CIRCUS TENTS GO UP DESPITE RAIN.
Sells-Floto Organization Covers Wet Ground With Dry Sawdust.
Two long sections of yellow and white cars pulled into the Santa Fe yards yesterday afternoon, proclaiming the advent of the Sells-Floto circus, which will exhibit for the next two days at the Sixteenth street and Indiana avenue circus grounds. Owing to the rain the wagons were whisked away to the "lot in a hurry, where the grounds were undergoing a process of preparation in the way of plenty of hay and sawdust for the comfort of the patrons.
When the glad-voiced calliope pipes forth on the streets this morning at 10:30 o'clock, starting the parade over the usual route, there will be many spectators on the curbstones to cry "welcome to our city" to the elephants. The circus agents say it will be the finest circus parade that has been gotten off the front steps and sidewalks for an age.
The first thing to meet the view will be the band wagon, with its team of twenty-four dappled gray horses. Dotted here and there down the rest of the line are other bands, organs, chimes and orchestras. There are ostriches, elephants, camels, ponies and many high-stepping thoroughbreds. In all there are 350.
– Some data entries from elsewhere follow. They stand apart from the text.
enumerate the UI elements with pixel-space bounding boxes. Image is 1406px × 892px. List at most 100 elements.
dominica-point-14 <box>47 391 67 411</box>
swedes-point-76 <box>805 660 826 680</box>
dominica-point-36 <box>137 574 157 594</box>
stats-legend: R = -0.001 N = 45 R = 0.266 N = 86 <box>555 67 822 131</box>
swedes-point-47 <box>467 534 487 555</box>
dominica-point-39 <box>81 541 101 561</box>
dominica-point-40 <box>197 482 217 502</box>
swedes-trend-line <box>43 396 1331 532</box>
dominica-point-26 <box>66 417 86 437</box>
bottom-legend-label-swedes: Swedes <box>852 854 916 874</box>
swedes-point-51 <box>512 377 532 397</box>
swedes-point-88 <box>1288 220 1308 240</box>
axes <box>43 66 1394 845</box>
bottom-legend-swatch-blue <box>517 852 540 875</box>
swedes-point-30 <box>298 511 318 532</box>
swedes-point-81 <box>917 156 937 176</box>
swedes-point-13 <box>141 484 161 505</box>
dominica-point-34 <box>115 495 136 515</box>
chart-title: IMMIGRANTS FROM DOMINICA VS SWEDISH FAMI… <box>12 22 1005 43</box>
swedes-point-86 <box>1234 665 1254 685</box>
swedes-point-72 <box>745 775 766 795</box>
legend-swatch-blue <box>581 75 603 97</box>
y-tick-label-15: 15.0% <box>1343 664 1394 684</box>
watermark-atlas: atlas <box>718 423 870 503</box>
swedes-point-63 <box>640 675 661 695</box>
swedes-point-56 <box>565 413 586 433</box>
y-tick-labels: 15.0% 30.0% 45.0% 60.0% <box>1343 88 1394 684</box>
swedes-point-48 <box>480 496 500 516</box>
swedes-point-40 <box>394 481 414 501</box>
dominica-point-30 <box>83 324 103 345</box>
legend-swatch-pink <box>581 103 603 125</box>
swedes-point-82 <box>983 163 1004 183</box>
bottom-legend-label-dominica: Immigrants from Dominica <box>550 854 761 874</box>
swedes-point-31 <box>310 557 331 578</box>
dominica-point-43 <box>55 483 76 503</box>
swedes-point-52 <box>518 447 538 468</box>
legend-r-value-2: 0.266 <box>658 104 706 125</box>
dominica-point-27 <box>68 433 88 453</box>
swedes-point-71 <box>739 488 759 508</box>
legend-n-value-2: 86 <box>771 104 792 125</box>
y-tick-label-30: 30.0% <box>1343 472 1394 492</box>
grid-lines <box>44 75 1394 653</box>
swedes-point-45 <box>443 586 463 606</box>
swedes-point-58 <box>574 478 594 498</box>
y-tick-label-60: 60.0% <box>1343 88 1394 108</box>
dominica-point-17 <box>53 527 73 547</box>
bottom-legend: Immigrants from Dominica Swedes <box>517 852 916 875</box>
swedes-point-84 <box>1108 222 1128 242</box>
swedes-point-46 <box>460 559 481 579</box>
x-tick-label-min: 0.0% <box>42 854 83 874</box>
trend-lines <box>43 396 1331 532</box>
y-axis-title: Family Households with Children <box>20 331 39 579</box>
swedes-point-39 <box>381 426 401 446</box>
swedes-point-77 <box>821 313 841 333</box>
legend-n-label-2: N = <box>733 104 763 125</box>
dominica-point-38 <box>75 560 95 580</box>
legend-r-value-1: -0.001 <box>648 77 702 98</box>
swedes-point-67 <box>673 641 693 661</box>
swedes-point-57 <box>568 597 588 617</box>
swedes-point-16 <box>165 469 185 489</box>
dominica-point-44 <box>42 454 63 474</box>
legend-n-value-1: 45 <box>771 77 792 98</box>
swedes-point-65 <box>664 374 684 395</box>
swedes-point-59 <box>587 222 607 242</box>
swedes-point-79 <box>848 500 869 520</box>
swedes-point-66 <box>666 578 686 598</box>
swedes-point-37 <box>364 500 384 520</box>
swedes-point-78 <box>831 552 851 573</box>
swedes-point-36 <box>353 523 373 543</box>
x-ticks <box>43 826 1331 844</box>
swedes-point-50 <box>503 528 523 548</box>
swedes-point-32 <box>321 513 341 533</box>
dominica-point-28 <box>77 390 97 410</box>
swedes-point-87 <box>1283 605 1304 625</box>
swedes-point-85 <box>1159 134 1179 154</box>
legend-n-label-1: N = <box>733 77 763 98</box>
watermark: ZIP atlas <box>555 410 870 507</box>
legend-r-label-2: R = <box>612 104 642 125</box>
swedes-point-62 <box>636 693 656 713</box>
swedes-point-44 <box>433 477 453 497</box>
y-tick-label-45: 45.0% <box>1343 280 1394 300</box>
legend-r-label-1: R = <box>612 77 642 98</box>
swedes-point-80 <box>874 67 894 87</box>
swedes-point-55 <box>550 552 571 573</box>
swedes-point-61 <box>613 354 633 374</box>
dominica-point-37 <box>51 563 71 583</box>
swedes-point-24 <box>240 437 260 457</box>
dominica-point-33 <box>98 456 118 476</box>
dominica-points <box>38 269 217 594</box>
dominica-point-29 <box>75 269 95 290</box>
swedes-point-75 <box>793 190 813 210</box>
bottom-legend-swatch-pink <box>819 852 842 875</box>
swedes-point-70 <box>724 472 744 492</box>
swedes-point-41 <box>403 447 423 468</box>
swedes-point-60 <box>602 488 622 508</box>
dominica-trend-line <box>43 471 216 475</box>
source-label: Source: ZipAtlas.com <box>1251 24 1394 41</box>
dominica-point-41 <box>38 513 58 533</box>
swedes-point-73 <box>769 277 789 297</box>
The menagerie cages are to be open, displaying all sorts of creatures from jungle and forest, with the exception of "Little Miracle," a 2-week-old baby elephant which is yet in the "nursing bottle" stage and entirely too young to be taken beyond the limits of the menagerie tent. Then there are Zora, champion woman elephant trainer; Rosa Rosalend, champion somersault equestrienne; Rhoda Royal and his post-graduate high school horses and all the rest of the features which make up the programme, all except, of course, Jess Willard and Frank Gotch, who appear only at the performances.
The performance this afternoon begins at 2 o'clock and this evening at 8 o'clock. The doors opening at 1 and 7 to permit an inspection of the menagerie, Joyland and and ostrich farm.